Proxy advisory firm Institutional Shareholder Service (ISS) has recommended shareholders support Royal Dutch Shell’s plan to move its headquarters from the Netherlands to Britain, according to a document seen by Reuters.
Shell is also set to scrap its dual Anglo-Dutch share structure and ditch the “Royal Dutch” part of its name, which it has held for 114 years.
It has argued the changes are necessary to create value for shareholders and best position the oil giant during the transition to net zero.
“The company has provided compelling rationale which explains the benefits of the simplification of its share structure,” ISS said in a note.

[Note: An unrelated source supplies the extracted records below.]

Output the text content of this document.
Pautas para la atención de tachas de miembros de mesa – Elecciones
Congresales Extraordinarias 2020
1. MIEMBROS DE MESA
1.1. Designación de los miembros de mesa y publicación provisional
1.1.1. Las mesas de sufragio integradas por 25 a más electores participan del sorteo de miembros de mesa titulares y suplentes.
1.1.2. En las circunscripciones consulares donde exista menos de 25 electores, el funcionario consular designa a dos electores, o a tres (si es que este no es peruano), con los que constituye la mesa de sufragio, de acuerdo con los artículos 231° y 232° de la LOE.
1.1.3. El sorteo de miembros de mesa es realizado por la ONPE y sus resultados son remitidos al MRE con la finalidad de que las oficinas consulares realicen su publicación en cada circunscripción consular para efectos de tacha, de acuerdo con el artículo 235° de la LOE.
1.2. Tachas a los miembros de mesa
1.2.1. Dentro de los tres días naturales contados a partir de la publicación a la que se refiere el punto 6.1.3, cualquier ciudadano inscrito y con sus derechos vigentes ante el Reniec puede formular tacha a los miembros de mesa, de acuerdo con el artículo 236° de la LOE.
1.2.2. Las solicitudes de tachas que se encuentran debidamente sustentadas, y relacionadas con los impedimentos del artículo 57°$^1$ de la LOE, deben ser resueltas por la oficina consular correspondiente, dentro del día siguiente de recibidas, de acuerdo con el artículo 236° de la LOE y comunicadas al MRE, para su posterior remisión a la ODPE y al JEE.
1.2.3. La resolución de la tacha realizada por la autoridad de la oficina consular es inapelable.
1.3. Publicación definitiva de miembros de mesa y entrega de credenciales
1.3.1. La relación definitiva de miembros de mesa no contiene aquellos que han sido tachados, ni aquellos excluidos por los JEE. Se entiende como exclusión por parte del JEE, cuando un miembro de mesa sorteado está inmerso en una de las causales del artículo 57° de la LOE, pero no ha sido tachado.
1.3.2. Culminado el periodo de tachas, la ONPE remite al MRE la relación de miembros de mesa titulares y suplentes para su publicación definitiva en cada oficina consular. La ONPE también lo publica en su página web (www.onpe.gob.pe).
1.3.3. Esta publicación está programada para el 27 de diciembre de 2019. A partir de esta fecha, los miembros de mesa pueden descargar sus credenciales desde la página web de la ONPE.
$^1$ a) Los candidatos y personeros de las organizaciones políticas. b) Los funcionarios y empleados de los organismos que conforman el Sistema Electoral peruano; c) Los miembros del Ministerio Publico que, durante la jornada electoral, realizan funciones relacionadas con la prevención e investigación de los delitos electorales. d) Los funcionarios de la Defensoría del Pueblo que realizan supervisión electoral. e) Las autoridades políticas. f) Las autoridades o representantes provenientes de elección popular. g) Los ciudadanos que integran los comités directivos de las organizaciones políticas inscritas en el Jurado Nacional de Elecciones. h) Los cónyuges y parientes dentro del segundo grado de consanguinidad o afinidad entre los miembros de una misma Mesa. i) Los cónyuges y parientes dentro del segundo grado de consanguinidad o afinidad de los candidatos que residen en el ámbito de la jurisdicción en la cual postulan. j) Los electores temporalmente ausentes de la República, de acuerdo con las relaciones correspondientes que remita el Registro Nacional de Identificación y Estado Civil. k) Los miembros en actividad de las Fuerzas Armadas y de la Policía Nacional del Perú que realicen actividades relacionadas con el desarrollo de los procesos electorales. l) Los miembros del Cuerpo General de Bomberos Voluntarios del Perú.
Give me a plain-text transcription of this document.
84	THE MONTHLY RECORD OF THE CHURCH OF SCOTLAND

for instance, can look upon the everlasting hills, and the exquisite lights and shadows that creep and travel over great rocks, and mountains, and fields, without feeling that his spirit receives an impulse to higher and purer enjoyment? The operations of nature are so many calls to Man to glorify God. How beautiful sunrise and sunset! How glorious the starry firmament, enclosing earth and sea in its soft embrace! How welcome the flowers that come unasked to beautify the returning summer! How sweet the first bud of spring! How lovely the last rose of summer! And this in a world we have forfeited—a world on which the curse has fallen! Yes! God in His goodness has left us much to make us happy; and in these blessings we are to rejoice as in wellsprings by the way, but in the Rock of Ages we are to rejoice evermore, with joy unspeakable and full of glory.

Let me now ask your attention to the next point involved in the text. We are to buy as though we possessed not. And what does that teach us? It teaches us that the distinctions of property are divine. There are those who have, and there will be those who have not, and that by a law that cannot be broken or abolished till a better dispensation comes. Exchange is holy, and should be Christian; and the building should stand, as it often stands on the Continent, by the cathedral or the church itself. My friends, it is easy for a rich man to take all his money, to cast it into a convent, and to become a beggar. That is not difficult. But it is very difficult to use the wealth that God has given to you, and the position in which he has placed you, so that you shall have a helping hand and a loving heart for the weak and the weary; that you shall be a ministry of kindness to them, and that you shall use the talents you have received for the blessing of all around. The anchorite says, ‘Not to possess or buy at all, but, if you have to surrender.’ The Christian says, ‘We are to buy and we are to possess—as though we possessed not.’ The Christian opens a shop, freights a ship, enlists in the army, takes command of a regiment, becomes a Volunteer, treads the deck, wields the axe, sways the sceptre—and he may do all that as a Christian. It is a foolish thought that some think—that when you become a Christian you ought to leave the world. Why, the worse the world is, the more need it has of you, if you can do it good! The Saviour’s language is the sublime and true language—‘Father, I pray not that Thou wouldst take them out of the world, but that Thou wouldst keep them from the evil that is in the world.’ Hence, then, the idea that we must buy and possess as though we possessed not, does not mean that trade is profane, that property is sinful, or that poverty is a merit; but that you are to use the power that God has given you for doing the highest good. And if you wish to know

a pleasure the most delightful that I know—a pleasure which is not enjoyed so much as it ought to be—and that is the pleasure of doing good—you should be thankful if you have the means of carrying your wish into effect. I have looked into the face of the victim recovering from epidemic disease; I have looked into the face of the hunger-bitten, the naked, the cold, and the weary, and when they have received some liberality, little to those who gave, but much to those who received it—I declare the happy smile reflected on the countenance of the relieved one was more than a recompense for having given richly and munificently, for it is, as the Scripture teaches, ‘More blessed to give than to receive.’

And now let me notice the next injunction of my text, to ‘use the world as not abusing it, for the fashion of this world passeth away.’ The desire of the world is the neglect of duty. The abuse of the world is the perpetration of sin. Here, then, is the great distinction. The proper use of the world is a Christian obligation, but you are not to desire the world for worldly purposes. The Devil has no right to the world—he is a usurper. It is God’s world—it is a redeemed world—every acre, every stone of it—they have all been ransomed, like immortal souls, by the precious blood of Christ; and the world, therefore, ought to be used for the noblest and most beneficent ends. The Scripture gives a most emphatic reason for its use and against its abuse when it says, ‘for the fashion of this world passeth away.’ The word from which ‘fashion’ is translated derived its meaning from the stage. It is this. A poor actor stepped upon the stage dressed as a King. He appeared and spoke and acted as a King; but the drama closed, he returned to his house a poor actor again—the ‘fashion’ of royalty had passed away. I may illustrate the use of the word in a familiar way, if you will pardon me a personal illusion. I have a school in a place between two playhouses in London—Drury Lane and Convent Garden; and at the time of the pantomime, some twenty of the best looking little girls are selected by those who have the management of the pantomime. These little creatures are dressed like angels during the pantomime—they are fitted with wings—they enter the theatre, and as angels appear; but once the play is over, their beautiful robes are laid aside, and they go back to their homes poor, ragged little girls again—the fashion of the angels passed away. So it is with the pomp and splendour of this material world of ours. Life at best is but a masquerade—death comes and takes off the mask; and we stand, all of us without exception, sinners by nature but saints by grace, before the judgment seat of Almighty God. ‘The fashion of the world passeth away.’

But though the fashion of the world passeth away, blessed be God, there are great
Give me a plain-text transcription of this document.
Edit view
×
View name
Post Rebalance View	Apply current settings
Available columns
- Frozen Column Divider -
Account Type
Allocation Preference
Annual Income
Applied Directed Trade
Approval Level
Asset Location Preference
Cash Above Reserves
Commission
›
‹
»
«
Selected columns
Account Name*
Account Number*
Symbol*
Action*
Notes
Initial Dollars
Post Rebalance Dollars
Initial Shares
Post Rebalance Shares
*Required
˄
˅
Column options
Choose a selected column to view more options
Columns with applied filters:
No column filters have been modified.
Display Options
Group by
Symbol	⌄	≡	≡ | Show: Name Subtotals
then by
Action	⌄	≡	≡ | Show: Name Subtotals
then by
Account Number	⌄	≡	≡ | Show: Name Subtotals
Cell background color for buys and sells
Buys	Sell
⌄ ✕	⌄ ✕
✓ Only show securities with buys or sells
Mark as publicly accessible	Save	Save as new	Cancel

The group’s backing follows public statements of support last week from Glass Lewis, which has also called for shareholders to vote through the changes.
Glass Lewis said the simplified structure would allow “an acceleration in distributions by way of share buybacks, as there will be a larger single pool of ordinary shares that can be bought back.”
Shell has reportedly been meeting with large groups of influential investors to convince them of its plans.
The oil giant’s decision to leave The Hague follows disputes with the Dutch authorities over the country’s 15 per cent dividend tax, with the company looking to allocate $7bn to shareholders, and a court ruling pushing the firm to reduce its greenhouse gas emissions by 45 per cent in the next decade.
Shareholders will vote on the changes at a special general meeting on December 10 where the resolution needs to secure a very high threshold of votes – over 75 per cent.
It has also been dealing with intensifying calls to break up the company from activist fund Third Point.